£25bn cost of North’s kids in care
AS the North of England struggles to compete with the more affluent South, here’s a striking figure – higher rates of children entering care are estimated to have cost our region at least £25bn more in the past four years.
That’s one of the key findings in new analysis showing a North-south divide in the numbers of children going into care, with young people in care homes generally needing high levels of support from health, welfare, education, justice, and children’s services.
One in every 52 children in Blackpool is in care compared with one in 140 across England, while the North of England accounts for just over a quarter (28%) of the child population, but more than a third (36%) of the children in care.

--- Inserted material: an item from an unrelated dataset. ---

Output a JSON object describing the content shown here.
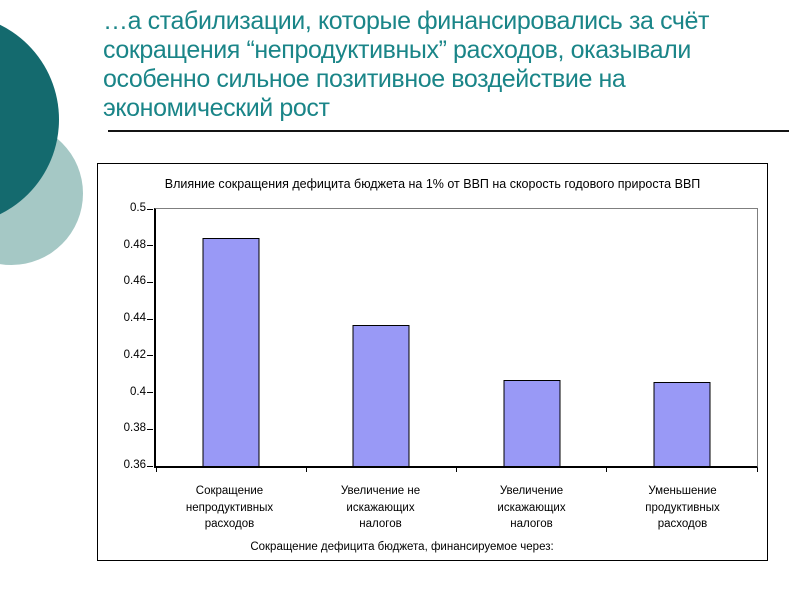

The researchers said, given this cost, if the North of England had experienced the same rates of children entering care as the South between 2019 and 2023, “it would have saved at least £25bn”.
The report’s lead author, Dr Davara Bennett, based at the University of Liverpool, said the findings show “the damage caused by cuts to prevention and failure to address the very real problem of child poverty in the North”.
The report was researched and funded by Health Equity North – which focuses on finding solutions to public health problems in Northern England – for the Child of the North Allparty Parliamentary Group (APPG).
The analysis suggested a rise in child poverty between 2015 and 2020 “led to over 10,000 additional children entering care in England” and that the “Northsouth divide in overall care rates is partly explained by widening inequalities in children entering care since 2010”. The report stated: “Decades of underinvestment in the North have hollowed out preventative services, increased rates of children in care and undermined foster care provision, leaving local authorities at the mercy of the private residential care providers.”
It also said the location of children’s homes “compounds challenges in accessing quality education for children in care” with homes often built where housing costs are low, and “a correlation between property prices and school quality”.
The report added: “This means children in care are more likely to live in economically deprived areas and attend lower quality schools.”
APPG members and the report authors made a number of recommendations including policies to reduce child poverty such as scrapping the two-child limit and benefit cap, as well as more investment in prevention strategies such as targeting additional investment in the North.
In the Lords, the Bishop of Newcastle Helen-ann Hartley described the “compelling testimony of two young women, Rebekah and Kirsty, whose lives have been impacted by experiences in the care system” at the launch of the ‘Children in Care in the North of England’ report in Westminster this week.
And she offered an idea from New Zealand, where she served as a bishop from 2014 to 2017. ‘Family group conferences’ – mediated meetings involving parents and wider family members – are used to help determine how best to support children.
She said: “A study published by Foundations last year confirmed that family group conferences reduce entry into care.
“However, unlike in New Zealand, UK local authorities are not obliged to offer them.
“Will the Government extend their preventive services so that every family, where there are concerns about the care of their child, is offered a family group conference?”